Avec plus de 1,6 millions d’esclaves africains transportés vers les Antilles, la France est clairement un acteur majeur dans le commerce d’esclave. Ses ports négriers contribuèrent grandement aux progrès économiques du pays au XVII° siècle. Beaucoup de ses villes de la côte ouest, comme Nantes, Lorient, La Rochelle et Bordeaux, construisirent leur richesse grâce aux principaux bénéfices du commerce triangulaire. Entre 1738 et 1745, de Nantes, leader des ports négriers de France, 55 000 esclaves furent embarqué, dans 180 navires, pour le Nouveau Monde. De 1713 à 1775, près de 800 navires négriers partirent de Nantes. Le revenu et les taxes de la production de sucre esclavagiste sont devenus une source importante du budget national français. Chaque année, plus de 600 bateaux visitèrent les ports d’Haïti pour transporter son sucre, café, coton, indigo, cacao et consommateurs européens. Avec la Révolution de 1789, de grands changements politiques s’opèrent sur le territoire, sauf dans les territoires d’Amérique (Haïti, Guadeloupe) et l’île Bourbon (aujourd’hui La Réunion). La demande d’émancipation des noirs commencera à Saint Domingue, où les mulâtres et métisses demandèrent les même droits que les blancs. Droit qu’on leur accorda rapidement.
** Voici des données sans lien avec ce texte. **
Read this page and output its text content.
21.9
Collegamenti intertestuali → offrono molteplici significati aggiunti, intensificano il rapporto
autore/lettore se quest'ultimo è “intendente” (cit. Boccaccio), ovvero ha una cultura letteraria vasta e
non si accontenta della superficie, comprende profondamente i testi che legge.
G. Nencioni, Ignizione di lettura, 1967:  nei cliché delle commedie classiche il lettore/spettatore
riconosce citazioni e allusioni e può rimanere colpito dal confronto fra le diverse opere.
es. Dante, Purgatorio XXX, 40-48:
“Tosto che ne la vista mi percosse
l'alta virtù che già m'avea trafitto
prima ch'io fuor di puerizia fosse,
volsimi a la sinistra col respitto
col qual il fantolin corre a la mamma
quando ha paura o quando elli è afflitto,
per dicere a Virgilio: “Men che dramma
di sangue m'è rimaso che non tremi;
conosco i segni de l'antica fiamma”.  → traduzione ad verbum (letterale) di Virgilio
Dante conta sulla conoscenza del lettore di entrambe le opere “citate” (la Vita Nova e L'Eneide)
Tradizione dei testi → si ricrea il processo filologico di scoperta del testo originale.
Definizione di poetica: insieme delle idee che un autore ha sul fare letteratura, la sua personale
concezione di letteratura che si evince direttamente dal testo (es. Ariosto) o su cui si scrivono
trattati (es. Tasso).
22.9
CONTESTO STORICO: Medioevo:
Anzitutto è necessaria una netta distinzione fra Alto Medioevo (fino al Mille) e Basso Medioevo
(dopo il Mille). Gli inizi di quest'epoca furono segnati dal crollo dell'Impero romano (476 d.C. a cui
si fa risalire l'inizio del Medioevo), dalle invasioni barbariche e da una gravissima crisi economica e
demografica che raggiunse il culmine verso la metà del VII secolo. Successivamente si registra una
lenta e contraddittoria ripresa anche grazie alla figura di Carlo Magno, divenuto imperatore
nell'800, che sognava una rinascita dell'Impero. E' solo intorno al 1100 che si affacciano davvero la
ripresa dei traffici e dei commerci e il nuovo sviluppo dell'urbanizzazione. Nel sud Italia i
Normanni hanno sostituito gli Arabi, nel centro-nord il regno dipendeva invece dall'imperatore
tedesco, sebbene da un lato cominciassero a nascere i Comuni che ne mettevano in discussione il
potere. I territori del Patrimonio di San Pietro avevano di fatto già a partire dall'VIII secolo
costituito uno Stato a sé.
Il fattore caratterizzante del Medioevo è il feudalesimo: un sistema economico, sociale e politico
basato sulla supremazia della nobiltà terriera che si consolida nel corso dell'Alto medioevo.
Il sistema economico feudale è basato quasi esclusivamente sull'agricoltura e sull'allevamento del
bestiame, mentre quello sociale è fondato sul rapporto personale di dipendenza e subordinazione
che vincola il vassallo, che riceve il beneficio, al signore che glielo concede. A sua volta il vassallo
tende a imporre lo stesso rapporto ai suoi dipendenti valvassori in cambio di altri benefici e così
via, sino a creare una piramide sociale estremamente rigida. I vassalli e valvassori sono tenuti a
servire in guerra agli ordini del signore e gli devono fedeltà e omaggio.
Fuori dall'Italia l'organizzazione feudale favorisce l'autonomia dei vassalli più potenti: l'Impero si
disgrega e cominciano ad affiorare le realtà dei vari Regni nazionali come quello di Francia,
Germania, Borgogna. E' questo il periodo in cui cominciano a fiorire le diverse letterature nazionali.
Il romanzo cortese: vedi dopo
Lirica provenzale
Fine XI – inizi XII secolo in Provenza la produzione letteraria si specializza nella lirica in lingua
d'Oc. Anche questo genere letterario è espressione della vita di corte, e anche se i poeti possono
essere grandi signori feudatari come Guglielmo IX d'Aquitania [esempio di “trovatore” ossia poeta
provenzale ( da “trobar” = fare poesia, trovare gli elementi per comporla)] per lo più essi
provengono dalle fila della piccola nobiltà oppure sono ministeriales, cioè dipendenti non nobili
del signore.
Face à cela, les noirs entamèrent des révoltes sanglantes pour la reconnaissance de leur droit. Il faudra attendre le 4 Février 1794 pour que la Convention, abolisse enfin l’esclavage dans toutes les possessions françaises. Cette décision aura des conséquences politiques dans les îles à sucre. Sur une proposition des députés René Lavasseur, Delacroix et Danton, l’esclavage est aboli sur tout le territoire de la République Française. A la tribune, les représentants de Saint-Domingue, principale colonie française, sont ovationnés. La loi du 16 pluviôse an II sera transgressée dès 1799 quand la traite reprendra au Sénégal. En 1802, le Premier consul Napoléon Bonaparte rétablira l’esclavage en France, ce qui aura des conséquences politiques : Saint Domingue prend son indépendance après des années de guerre en 1804 tandis qu’à la Guadeloupe, Delgrès, Ignace et les soldats noirs mourront pour leur liberté. L’esclavage sera définitivement abolit en 1848. Une abolition suivie par une très longue période déni mais désormais, chaque année, au mois de Mai, la France rend hommage aux victimes de l’esclavage et de la traite négrière.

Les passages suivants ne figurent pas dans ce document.